The Green Between My Teeth
Maya stood in front of her mirror for the twenty-seventh time that night, smoothing down her frizzy hair with trembling hands. Her mom had spent forty minutes braiding it that morning, but now it looked like she'd stuck her finger in an electrical socket. Classic.
"You look beautiful, mija," her mom called from the hallway. "Don't forget your cousin's birthday dinner. Family first, remember?"
Maya groaned. The dinner. The dinner that meant she'd miss Jordan's party—the party everyone was talking about all week.

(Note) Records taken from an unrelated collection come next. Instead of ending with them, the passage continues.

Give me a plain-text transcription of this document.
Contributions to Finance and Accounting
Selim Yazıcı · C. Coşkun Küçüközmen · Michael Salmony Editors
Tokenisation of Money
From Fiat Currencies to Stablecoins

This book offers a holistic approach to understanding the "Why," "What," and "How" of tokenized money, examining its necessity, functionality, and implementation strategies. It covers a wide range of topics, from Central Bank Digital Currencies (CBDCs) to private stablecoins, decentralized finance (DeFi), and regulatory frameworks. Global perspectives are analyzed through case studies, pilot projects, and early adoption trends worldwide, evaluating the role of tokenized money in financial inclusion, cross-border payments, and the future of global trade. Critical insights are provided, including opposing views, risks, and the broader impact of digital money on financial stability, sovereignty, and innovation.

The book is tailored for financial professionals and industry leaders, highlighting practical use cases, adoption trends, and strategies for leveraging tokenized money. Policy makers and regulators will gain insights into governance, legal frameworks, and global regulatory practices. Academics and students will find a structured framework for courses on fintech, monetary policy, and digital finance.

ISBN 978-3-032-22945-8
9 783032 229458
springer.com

Jordan, with their perfect everything and that effortless vibe that made Maya's chest feel tight.
At the restaurant, Maya barely touched her food. Too nervous, too busy checking her phone. No texts from Jordan. No texts from anyone, really. She speared a piece of spinach and brought it to her mouth, still scrolling through Instagram, still feeling like the only person in the world who wasn't living their best life tonight.
"Is that a fox?" her little cousin Leo suddenly pointed at the window.
Everyone turned. A real, actual fox trotted through the parking lot, its orange coat glowing under the streetlights. Maya's phone buzzed.
Jordan: hey where r u? everyone's asking bout u
Maya's heart did that embarrassing flutter thing. She typed back: family dinner, sorry!! then stared at the spinach still on her fork, then at her reflection in the darkened window. Hair a mess. Social life a mess.
"Let me take a picture of the fox," Maya said suddenly, standing up. "For my story."
She rushed outside, phone in hand, and there it was—this wild, unbothered creature just living its life. Meanwhile, inside, her aunt's old dog started barking its head off, and someone's TV was blasting because the HDMI cable had come loose again, and somehow it was all chaos and none of it mattered and all of it mattered so much.
Maya snapped the photo. Fox looking right at her, like it knew something she didn't.
She posted it: fox energy only
Her phone blew up. Jordan replied first: lmao come over after
Maya stood there in the parking lot, spinach between her teeth, hair going every direction, family laughing inside, wild fox across the lot, and somehow—somehow—it was enough. More than enough. She was messy and real and here, and that had to count for something.
She walked back inside, grinning, spinach and all.